I think that the problem is in knowing what content to remove. I see people going crazy removing thousands of old articles that once were valuable. That’s not likely going to help.
But, to me, in some cases it really does make sense to remove content that is not helpful to anyone. For example, some CMS’s will produce tens of thousands of pages with a single image, or review pages (where the review also exists on the main page) or dynamically generated pages that try to rank for every keyword under the sun.
Noindexing content like that just makes sense to me. These are pages that can’t be improved upon.
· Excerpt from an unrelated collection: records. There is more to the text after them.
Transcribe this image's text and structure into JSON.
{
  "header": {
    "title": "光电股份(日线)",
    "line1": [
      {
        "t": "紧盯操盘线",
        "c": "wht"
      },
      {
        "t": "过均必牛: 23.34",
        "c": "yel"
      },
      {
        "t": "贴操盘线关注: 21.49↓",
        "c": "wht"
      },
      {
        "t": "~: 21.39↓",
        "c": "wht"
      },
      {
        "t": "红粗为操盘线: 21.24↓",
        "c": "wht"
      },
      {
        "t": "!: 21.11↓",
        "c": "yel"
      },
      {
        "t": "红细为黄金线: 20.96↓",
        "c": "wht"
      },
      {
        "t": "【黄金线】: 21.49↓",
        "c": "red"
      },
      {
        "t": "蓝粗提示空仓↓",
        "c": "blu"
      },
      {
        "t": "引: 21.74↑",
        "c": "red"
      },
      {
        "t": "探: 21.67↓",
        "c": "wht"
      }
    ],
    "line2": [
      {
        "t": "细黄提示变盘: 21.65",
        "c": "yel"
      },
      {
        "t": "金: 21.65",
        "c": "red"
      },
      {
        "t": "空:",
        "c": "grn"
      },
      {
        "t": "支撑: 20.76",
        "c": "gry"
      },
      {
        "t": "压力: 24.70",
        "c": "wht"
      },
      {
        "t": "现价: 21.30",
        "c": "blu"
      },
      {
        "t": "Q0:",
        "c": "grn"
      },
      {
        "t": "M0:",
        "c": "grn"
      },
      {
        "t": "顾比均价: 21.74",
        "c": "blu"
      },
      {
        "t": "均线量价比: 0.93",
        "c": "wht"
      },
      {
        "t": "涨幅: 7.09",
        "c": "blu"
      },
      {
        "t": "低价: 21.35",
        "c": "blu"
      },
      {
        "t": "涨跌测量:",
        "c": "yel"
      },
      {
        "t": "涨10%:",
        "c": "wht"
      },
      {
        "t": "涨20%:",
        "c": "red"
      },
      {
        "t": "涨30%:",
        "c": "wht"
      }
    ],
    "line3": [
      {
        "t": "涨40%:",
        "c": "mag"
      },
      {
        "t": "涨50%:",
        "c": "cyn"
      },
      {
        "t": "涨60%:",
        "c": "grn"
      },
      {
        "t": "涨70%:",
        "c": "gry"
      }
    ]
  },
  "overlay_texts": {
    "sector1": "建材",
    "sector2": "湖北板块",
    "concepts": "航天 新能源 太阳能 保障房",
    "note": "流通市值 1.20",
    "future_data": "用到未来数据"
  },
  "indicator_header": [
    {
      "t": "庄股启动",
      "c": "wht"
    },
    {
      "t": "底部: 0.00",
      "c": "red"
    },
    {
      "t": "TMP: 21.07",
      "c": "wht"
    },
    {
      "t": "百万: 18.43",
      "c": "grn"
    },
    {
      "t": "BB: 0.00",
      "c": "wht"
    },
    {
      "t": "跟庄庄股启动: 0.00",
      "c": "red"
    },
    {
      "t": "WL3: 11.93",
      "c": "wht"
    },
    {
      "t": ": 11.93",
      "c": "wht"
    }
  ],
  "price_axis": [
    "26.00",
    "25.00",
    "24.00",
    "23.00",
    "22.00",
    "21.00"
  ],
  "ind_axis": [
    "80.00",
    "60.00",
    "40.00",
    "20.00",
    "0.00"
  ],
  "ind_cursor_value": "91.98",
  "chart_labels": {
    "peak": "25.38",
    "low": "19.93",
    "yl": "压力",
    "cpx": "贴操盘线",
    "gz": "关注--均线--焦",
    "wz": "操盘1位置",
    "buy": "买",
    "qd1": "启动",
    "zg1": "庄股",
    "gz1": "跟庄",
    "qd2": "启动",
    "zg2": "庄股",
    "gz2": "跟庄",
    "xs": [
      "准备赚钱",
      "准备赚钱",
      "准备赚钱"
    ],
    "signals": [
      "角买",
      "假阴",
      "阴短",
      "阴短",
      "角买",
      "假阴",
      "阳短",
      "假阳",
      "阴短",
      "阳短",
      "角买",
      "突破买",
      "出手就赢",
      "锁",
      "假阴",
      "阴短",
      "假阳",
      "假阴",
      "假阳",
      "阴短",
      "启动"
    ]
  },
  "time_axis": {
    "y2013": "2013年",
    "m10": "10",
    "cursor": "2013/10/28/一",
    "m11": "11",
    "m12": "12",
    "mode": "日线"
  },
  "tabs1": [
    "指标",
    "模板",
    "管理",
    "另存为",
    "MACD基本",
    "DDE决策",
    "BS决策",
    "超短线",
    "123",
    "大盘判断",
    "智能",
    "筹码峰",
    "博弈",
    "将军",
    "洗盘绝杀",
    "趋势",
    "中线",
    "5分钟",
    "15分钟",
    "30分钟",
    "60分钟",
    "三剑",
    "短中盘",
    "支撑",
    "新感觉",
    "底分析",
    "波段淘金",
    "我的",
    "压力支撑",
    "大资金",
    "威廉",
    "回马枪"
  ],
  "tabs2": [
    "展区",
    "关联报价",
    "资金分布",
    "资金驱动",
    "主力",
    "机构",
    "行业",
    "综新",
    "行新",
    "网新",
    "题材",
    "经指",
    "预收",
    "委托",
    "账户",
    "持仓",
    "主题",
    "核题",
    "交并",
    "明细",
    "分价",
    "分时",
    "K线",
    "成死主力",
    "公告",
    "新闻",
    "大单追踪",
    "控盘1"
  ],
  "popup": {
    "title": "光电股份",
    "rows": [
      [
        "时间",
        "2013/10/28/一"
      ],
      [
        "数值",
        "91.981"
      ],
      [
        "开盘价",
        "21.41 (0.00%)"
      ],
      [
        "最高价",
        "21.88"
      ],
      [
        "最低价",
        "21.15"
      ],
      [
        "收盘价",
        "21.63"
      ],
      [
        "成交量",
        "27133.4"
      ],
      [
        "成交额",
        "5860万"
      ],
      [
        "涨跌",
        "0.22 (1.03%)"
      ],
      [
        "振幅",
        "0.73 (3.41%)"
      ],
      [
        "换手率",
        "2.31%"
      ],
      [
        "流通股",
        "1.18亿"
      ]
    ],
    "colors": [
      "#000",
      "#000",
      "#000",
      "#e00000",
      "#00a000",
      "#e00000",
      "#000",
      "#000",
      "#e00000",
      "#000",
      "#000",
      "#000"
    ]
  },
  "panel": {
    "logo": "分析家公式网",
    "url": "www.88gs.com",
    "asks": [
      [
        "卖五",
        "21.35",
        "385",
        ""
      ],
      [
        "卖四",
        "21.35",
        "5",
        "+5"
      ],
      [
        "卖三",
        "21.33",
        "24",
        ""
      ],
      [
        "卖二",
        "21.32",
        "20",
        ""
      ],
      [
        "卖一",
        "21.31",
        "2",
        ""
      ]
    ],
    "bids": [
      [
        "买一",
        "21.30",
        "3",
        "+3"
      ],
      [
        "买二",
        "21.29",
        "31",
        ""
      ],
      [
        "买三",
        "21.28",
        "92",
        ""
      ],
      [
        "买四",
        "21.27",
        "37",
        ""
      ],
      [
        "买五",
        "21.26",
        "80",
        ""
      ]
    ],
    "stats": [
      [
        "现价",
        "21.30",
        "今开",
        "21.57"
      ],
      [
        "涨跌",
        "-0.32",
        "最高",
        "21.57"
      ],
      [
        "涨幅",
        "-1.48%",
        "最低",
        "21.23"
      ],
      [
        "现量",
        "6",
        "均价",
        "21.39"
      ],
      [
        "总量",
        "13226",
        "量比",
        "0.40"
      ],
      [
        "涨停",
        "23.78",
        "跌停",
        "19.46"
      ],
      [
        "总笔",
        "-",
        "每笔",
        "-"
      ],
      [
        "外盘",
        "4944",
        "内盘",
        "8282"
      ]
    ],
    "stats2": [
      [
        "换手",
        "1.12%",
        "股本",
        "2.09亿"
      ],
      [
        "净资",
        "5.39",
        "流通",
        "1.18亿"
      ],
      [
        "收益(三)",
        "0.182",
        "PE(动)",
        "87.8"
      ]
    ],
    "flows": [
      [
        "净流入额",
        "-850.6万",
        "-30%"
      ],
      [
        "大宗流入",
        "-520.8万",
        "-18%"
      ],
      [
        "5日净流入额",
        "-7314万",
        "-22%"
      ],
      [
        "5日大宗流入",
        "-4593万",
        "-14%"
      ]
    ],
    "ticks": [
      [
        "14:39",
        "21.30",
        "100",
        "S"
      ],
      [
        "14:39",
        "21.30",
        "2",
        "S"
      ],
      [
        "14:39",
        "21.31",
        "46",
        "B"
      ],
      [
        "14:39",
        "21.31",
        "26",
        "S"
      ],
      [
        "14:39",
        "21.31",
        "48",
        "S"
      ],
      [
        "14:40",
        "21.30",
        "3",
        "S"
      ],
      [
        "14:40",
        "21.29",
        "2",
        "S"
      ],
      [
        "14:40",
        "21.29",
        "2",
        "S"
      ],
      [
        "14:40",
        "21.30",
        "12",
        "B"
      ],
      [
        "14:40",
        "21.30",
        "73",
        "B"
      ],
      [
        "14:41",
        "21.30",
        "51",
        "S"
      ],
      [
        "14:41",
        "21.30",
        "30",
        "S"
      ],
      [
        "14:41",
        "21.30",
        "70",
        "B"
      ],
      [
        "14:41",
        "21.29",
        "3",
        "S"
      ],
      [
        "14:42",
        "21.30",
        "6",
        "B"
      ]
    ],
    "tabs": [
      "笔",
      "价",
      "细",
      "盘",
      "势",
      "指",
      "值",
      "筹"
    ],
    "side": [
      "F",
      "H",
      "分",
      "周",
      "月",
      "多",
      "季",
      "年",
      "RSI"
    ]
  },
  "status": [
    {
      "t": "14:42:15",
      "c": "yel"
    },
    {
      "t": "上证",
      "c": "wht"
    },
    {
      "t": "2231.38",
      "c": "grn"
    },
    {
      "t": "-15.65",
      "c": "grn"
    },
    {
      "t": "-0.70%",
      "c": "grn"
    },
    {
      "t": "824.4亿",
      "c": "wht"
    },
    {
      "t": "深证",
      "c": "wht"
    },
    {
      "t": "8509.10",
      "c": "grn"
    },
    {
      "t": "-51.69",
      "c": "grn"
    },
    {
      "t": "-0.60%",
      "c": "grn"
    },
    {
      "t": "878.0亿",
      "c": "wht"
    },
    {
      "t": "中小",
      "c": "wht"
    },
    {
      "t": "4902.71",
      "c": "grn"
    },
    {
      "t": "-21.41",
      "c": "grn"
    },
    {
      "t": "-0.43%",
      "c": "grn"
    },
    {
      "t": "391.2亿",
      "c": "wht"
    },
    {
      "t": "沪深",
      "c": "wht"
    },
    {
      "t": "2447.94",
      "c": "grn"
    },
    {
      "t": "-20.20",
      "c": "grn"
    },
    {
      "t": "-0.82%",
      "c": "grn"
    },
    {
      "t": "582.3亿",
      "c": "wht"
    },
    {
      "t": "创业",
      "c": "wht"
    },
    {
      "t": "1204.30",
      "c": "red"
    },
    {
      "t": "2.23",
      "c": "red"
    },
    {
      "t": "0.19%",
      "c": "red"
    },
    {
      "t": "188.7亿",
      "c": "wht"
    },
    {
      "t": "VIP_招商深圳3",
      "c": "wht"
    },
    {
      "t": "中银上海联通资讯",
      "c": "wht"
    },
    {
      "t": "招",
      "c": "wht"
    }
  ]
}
To me it doesn’t sound like Gary is saying that you’ll never get a ranking boost by removing thin content. He did say that it’s not a quick fix and that’s true. If you have tens of thousands or even hundreds of thousands of crappy pages and you remove those it’s likely going to take months for the algorithms to recognize that the overall quality of indexed content on your site will improve.
With that said, Jen was there with Gary and I was not. 🙂
I do agree with Jen’s comment that we should not be removing pages that are getting visitors from search.
I felt compelled to leave a comment on this article though as I feel that the title should perhaps say, “Removing Low Quality Pages Won’t ***necessarily*** Result in Sitewide Google Rankings Boost”. Again, I still think it is important to remove thin pages, especially those that appear in large quantities. But it is important to know what should be removed and what should stay.